Gradel had published numerous articles on Roman history, religion, epigraphy and archaeology. In 2002, Gradel authored a monograph Emperor Worship and Roman Religion, since considered a standard text on Roman religious practices and later published as a paperback in 2004. In 2025, he published a book with Nils Arne Pedersen titled The Lost Novel of King Solomon and the Demons.

He became dissatisfied with life in academia, and returned to Denmark with his wife. Gradel first lived in Copenhagen for several years, and eventually settled in Rudkøbing, Langeland. He worked as a dealer specialising in gems from classical antiquity, using his knowledge of the subject to identify artefacts often misdated and miscategorised.

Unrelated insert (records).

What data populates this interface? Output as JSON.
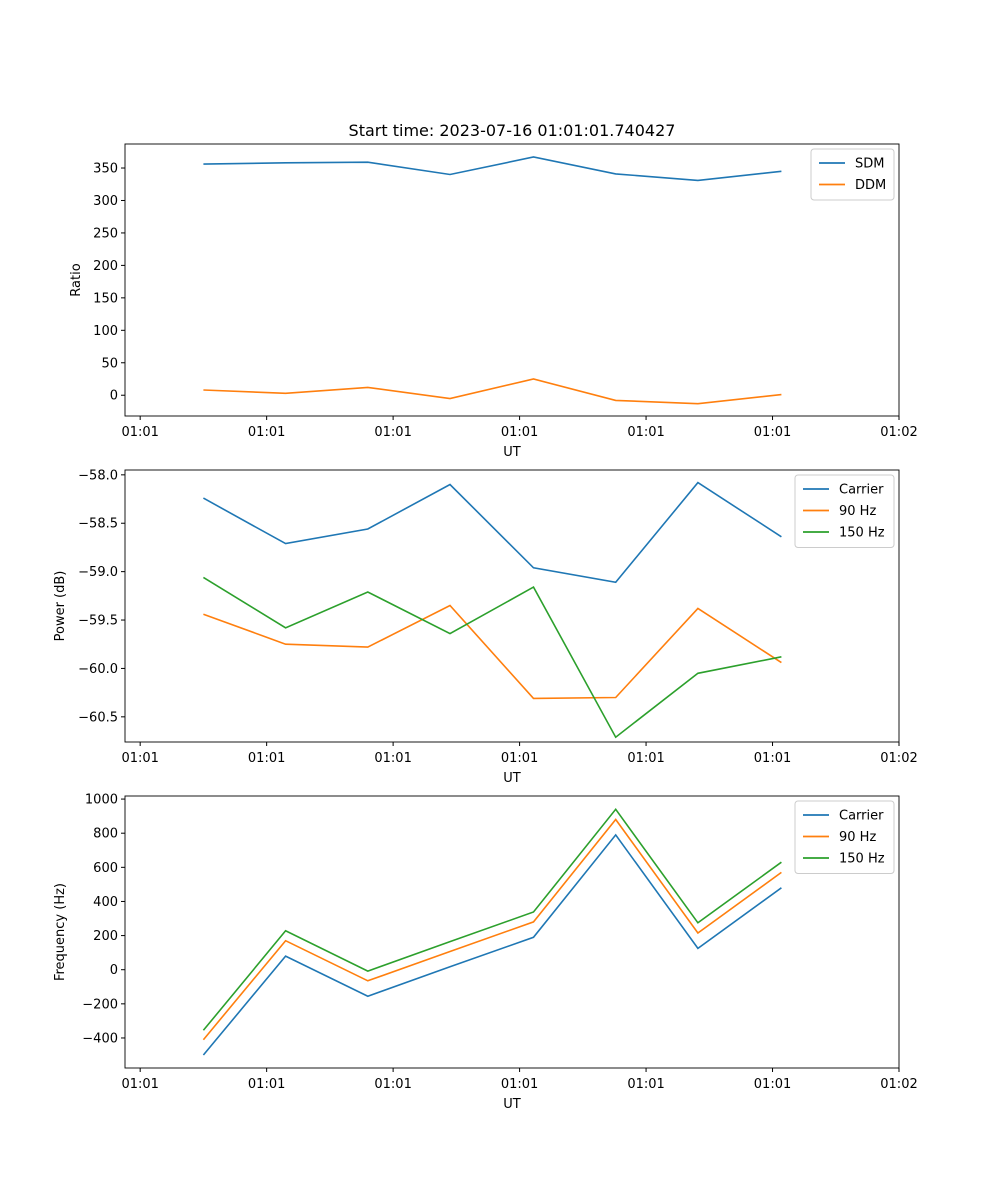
{
  "chart_data": [
    {
      "type": "line",
      "title": "Start time: 2023-07-16 01:01:01.740427",
      "xlabel": "UT",
      "ylabel": "Ratio",
      "x": [
        0.5,
        1.15,
        1.8,
        2.45,
        3.11,
        3.76,
        4.41,
        5.07
      ],
      "xlim": [
        -0.12,
        6.0
      ],
      "xticks": [
        0,
        1,
        2,
        3,
        4,
        5,
        6
      ],
      "xtick_labels": [
        "01:01",
        "01:01",
        "01:01",
        "01:01",
        "01:01",
        "01:01",
        "01:02"
      ],
      "ylim": [
        -32,
        387
      ],
      "yticks": [
        0,
        50,
        100,
        150,
        200,
        250,
        300,
        350
      ],
      "ytick_labels": [
        "0",
        "50",
        "100",
        "150",
        "200",
        "250",
        "300",
        "350"
      ],
      "legend": "top-right",
      "series": [
        {
          "name": "SDM",
          "color": "#1f77b4",
          "values": [
            356,
            358,
            359,
            340,
            367,
            341,
            331,
            345
          ]
        },
        {
          "name": "DDM",
          "color": "#ff7f0e",
          "values": [
            8,
            3,
            12,
            -5,
            25,
            -8,
            -13,
            1
          ]
        }
      ]
    },
    {
      "type": "line",
      "title": "",
      "xlabel": "UT",
      "ylabel": "Power (dB)",
      "x": [
        0.5,
        1.15,
        1.8,
        2.45,
        3.11,
        3.76,
        4.41,
        5.07
      ],
      "xlim": [
        -0.12,
        6.0
      ],
      "xticks": [
        0,
        1,
        2,
        3,
        4,
        5,
        6
      ],
      "xtick_labels": [
        "01:01",
        "01:01",
        "01:01",
        "01:01",
        "01:01",
        "01:01",
        "01:02"
      ],
      "ylim": [
        -60.76,
        -57.95
      ],
      "yticks": [
        -60.5,
        -60.0,
        -59.5,
        -59.0,
        -58.5,
        -58.0
      ],
      "ytick_labels": [
        "−60.5",
        "−60.0",
        "−59.5",
        "−59.0",
        "−58.5",
        "−58.0"
      ],
      "legend": "top-right",
      "series": [
        {
          "name": "Carrier",
          "color": "#1f77b4",
          "values": [
            -58.24,
            -58.71,
            -58.56,
            -58.1,
            -58.96,
            -59.11,
            -58.08,
            -58.64
          ]
        },
        {
          "name": "90 Hz",
          "color": "#ff7f0e",
          "values": [
            -59.44,
            -59.75,
            -59.78,
            -59.35,
            -60.31,
            -60.3,
            -59.38,
            -59.94
          ]
        },
        {
          "name": "150 Hz",
          "color": "#2ca02c",
          "values": [
            -59.06,
            -59.58,
            -59.21,
            -59.64,
            -59.16,
            -60.71,
            -60.05,
            -59.88
          ]
        }
      ]
    },
    {
      "type": "line",
      "title": "",
      "xlabel": "UT",
      "ylabel": "Frequency (Hz)",
      "x": [
        0.5,
        1.15,
        1.8,
        2.45,
        3.11,
        3.76,
        4.41,
        5.07
      ],
      "xlim": [
        -0.12,
        6.0
      ],
      "xticks": [
        0,
        1,
        2,
        3,
        4,
        5,
        6
      ],
      "xtick_labels": [
        "01:01",
        "01:01",
        "01:01",
        "01:01",
        "01:01",
        "01:01",
        "01:02"
      ],
      "ylim": [
        -576,
        1018
      ],
      "yticks": [
        -400,
        -200,
        0,
        200,
        400,
        600,
        800,
        1000
      ],
      "ytick_labels": [
        "−400",
        "−200",
        "0",
        "200",
        "400",
        "600",
        "800",
        "1000"
      ],
      "legend": "top-right",
      "series": [
        {
          "name": "Carrier",
          "color": "#1f77b4",
          "values": [
            -500,
            80,
            -155,
            17,
            190,
            790,
            125,
            480
          ]
        },
        {
          "name": "90 Hz",
          "color": "#ff7f0e",
          "values": [
            -410,
            170,
            -65,
            107,
            280,
            880,
            215,
            570
          ]
        },
        {
          "name": "150 Hz",
          "color": "#2ca02c",
          "values": [
            -355,
            228,
            -8,
            165,
            338,
            940,
            275,
            630
          ]
        }
      ]
    }
  ]
}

===Discovery of thefts at the British Museum===
Gradel first bought items from a seller named sultan1966 on eBay in 2014. The seller informed Gradel that he inherited the items from his grandfather who owned a junk shop in York between the wars, and over the years Gradel bought around 70 items from the seller. He became suspicious about the provenance of objects offered for sale by sultan1966 in 2016 when he saw a first-century Roman cameo featuring the fertility god Priapus listed for sale for £40 (but actually worth £15,000). He recognised the item from a line drawing in a 1920s book on British Museum's gem collection, but it was quickly removed from eBay listing. In 2020, he noticed a photo in a book a fragment of a cameo from the British Museum that was previously offered for sale by another dealer; on checking with the seller Gradel found that the olive-green sardonyx was originally sold by sultan1966. Checking his own purchases, the British Museum's records and other sources he found three items that could be proven to be from the museum's collection. He suspected that all the items he bought from the seller as well as 150 items he purchased from a third party originated from the museum. He was later informed by a retired keeper that one collection of 942 uncatalogued gems at the museum was found to have only seven left when checked.

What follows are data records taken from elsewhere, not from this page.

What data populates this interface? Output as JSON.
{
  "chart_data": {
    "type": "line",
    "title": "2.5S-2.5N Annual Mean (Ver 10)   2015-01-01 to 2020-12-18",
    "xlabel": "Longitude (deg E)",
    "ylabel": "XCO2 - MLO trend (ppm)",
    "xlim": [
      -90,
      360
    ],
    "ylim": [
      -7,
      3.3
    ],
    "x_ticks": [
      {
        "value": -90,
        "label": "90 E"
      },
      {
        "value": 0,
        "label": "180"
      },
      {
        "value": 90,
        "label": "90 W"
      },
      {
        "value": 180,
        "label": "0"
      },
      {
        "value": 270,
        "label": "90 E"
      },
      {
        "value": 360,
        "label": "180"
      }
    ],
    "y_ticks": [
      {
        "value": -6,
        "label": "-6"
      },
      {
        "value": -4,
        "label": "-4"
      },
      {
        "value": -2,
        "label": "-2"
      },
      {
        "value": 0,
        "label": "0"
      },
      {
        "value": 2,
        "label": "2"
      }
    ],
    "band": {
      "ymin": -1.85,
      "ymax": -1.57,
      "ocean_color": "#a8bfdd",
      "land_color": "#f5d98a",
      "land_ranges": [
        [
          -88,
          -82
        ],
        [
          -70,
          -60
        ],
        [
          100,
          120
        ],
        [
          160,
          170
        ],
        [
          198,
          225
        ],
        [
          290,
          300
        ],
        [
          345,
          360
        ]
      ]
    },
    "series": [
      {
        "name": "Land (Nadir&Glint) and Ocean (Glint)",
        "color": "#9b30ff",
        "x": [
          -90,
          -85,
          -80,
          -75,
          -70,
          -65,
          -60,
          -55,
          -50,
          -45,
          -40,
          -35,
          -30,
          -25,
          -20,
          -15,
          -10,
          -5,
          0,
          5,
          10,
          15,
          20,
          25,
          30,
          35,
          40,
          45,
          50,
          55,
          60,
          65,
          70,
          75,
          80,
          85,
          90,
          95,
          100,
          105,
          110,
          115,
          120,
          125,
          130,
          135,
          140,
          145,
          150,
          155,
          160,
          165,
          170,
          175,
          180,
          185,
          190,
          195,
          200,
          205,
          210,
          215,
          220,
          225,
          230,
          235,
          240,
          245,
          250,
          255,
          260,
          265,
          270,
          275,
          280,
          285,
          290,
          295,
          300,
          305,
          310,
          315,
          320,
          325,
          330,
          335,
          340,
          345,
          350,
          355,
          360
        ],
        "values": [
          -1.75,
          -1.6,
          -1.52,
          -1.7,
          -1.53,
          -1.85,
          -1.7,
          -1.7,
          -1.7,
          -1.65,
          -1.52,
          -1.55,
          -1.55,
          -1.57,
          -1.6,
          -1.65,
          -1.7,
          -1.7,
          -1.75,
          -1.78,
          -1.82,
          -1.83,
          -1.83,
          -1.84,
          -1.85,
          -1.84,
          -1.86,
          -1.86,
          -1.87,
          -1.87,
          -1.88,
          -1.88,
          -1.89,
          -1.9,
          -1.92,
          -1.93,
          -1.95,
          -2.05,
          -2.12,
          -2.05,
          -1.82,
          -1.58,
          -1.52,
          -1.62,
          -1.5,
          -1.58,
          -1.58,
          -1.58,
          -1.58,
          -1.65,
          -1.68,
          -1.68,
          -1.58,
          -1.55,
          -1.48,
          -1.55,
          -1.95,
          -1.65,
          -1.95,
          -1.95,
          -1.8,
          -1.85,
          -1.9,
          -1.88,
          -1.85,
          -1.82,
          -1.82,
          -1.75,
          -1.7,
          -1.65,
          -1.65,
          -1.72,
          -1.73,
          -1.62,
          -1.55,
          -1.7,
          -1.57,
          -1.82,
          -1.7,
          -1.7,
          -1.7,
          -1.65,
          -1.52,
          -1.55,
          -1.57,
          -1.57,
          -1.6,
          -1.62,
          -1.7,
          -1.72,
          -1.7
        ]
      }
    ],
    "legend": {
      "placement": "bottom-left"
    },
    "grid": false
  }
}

Gradel alerted the museum to his suspicions of thefts via an intermediary in 2020, but due to the Covid lockdown mandated at that time, it was deemed not possible to investigate the missing items. In February 2021 Gradel contacted the deputy director Jonathan Williams with a dossier of evidence linking the items being sold by sultan1966 to Peter Higgs, who was a curator of the Greece and Rome department in the museum. He also wrote to the museum director Hartwig Fischer. Williams, however, responded in July 2021 that a "thorough investigation" had revealed no wrongdoing among members of the staff and that "the objects concerned are all accounted for". The following year Gradel contacted a trustee of the museum Paul Ruddock, who passed on his concerns to George Osborne, chairman of the board of trustees. A second investigation was initiated, and it was found that more than 300 registered items had been stolen or damaged, and more than a thousand unregistered items were missing.

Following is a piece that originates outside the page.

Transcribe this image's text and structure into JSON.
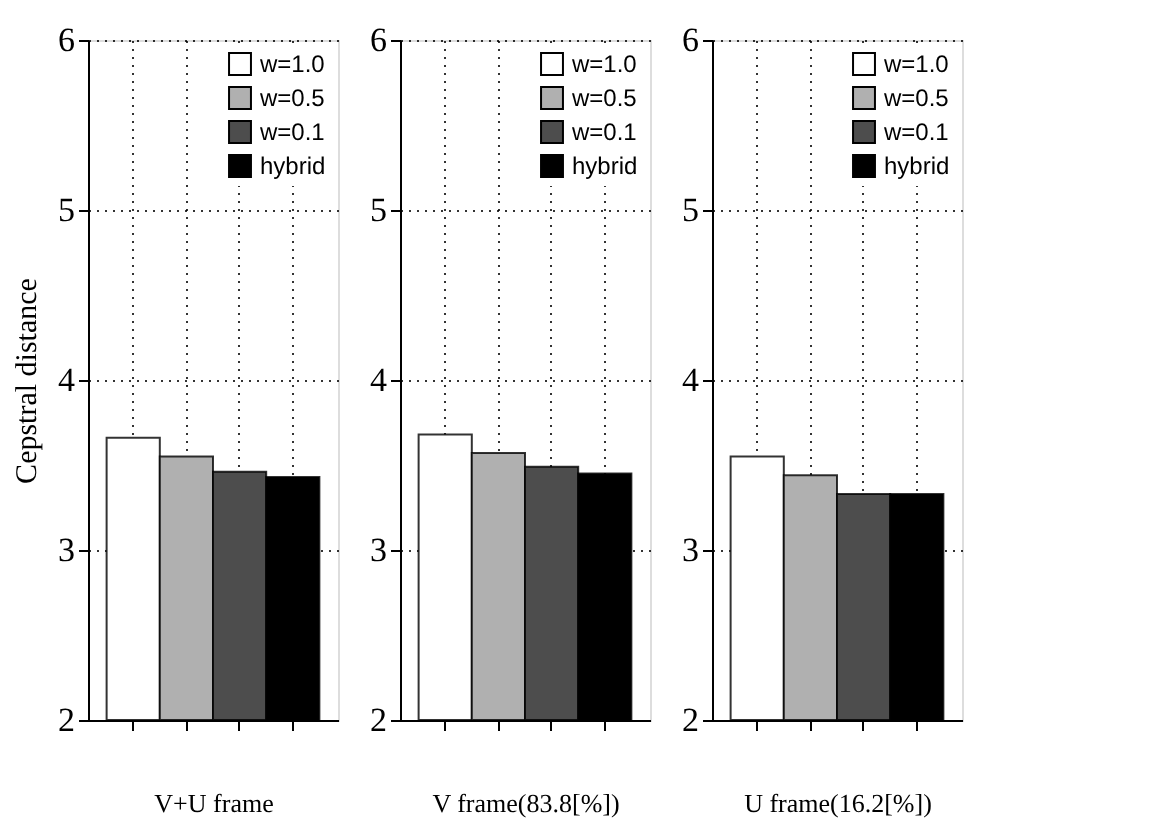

The revelation of the stolen artefacts led to the resignation of the museum director Hartwig Fischer and the deputy director Jonathan Williams. Fischer had previously attempted to accuse Gradel of withholding information on other missing items. Peter Higgs, alleged to have stolen the items, was dismissed and the museum pursued a civil case against him for the theft of over 1,800 items. The revelation of thefts at the museum led to renewed calls for the return of artefacts such as the Elgin Marbles and Benin Bronzes.

Gradel returned 61 items he purchased from eBay directly to the British Museum. He deposited a larger set of 270 gems he suspected to be from the museum with the Thorvaldsens Museum, which repatriated the gems to the British Museum.

Gradel was named Personality of the Year by Apollo Magazine in 2024.

==Death==
Gradel was diagnosed with renal cancer in 2010, which returned in 2022. He died from the disease on 28 April 2026, aged 61. He received an award from the British Museum in recognition of his "very significant contribution" days before his death.